生産計画、各工程の進捗状況、在庫数、品質検査データといった情報がリアルタイムで可視化され、関係者間で共有できるシステム(MESやERPなど)が整備されていれば、物理的に工場に常駐せずとも状況把握や意思決定は可能です。サプライヤーとの打ち合わせや納期調整も、オンライン会議や共有プラットフォームを活用すれば効率的に行えます。もちろん、すべての業務がリモートで完結するわけではありませんが、定常的な管理業務の多くは、場所を選ばずに行える時代になりつつあるのです。これは、育児や介護といった事情を抱える優秀な人材が、引き続き製造業の第一線で活躍できる可能性を広げるものです。
新卒・未経験者からの育成という視点
もう一つの注目点は、この専門的な職務を新卒・未経験者から育成しようとしている点です。求人情報では、専門知識よりも「コミュニケーション能力」や「組織力(段取り力)」といったポータブルスキルが重視されています。
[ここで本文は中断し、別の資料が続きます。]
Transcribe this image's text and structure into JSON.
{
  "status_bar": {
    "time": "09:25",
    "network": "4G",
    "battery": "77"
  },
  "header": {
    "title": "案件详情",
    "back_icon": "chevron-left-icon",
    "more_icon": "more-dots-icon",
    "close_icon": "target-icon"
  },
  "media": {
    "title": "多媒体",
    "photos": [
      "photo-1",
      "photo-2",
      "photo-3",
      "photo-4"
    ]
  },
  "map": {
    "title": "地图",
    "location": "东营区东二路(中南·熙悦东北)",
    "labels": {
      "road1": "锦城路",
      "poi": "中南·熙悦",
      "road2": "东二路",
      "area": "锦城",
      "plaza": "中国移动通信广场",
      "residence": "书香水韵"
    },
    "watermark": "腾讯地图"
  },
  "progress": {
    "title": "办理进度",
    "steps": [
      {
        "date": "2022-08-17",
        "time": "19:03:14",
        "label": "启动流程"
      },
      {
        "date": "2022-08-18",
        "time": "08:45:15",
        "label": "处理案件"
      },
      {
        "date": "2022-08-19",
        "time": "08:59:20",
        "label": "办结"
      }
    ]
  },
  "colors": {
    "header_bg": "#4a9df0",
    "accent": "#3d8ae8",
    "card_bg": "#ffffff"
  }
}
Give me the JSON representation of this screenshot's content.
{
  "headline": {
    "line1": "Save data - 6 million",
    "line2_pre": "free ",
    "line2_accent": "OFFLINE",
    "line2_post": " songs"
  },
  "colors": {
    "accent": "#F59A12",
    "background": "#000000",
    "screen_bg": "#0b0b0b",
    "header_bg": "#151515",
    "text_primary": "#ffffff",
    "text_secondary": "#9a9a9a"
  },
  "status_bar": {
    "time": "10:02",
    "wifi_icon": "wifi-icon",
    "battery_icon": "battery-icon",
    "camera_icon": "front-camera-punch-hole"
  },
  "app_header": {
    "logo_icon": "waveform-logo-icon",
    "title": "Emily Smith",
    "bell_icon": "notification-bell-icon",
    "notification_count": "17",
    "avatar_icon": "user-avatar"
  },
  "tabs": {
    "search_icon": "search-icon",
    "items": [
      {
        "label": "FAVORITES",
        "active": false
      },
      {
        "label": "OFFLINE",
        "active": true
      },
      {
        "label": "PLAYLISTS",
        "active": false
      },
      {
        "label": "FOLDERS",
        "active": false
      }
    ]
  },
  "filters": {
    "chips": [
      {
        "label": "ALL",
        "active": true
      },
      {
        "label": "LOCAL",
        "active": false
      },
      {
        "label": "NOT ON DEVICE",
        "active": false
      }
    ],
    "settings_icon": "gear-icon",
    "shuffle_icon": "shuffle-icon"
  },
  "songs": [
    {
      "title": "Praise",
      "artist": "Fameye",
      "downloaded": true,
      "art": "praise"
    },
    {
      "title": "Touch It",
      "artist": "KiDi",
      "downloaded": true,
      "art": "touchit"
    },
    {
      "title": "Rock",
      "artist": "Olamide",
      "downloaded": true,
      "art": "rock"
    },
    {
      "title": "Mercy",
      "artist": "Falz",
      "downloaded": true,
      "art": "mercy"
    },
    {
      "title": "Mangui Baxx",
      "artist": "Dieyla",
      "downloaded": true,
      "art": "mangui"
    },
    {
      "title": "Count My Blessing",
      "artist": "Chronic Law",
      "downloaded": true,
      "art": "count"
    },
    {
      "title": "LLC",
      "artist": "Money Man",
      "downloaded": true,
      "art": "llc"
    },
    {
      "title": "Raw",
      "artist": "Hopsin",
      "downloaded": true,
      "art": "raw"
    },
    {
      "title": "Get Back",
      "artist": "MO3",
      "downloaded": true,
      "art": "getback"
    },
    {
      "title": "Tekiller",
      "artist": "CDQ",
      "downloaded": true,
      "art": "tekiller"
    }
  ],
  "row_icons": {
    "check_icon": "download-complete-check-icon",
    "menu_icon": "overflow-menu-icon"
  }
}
これは、製造業の現場においても、人に求められる能力が変化していることを示唆しています。
定型的なデータ入力や進捗確認はシステムが代替し、人間に求められるのは、予期せぬトラブルへの対応、部門間の利害調整、顧客やサプライヤーとの交渉といった、より高度なコミュニケーションが求められる非定型業務へとシフトしています。経験豊富なベテランの「勘と度胸」も依然として重要ですが、デジタルツールを駆使し、データに基づいた論理的な対話ができる若手人材を早期に育成するモデルは、人手不足と技術承継という課題を抱える日本の製造業にとっても大いに参考になるはずです。
日本の製造業への示唆
この一件は、海外の一求人情報に過ぎませんが、日本の製造業が今後を見据える上で、いくつかの重要なヒントを与えてくれます。
1. 業務の分解とリモートワークの適用可能性の再検討
自社の生産管理や工場管理業務を改めて見直し、「現場でなければできない業務」と「デジタルツールを活用すれば遠隔でも可能な業務」に分解してみる価値はあります。後者については、リモートワークを導入することで、働き方の柔軟性を高め、採用競争力を強化できる可能性があります。
2. DXの本質は「場所からの解放」と「情報の民主化」
工場のIoT化やシステムの導入は、単なる効率化だけでなく、優秀な人材が地理的な制約なく活躍できる環境を整えるという側面も持ちます。工場内の情報が特定の人にしか分からない状態から、権限に応じて誰もがアクセスできる状態にすることが、新たな働き方を実現する第一歩となります。
3. 人材育成モデルの変革
従来の徒弟制度的なOJTだけでなく、ポータブルスキルを重視した採用と、デジタルツールを前提とした体系的な教育プログラムを組み合わせることで、若手人材をより早期に戦力化できる可能性があります。ベテランの知見と若手のデジタルスキルを融合させることが、企業の新たな強みとなるでしょう。
グローバルな競争環境が激化する中で、製造業における働き方や人材に対する考え方も、常にアップデートしていく必要があります。海外の動向にアンテナを張り、自社に取り入れられることはないか、柔軟な発想で検討していくことが肝要です。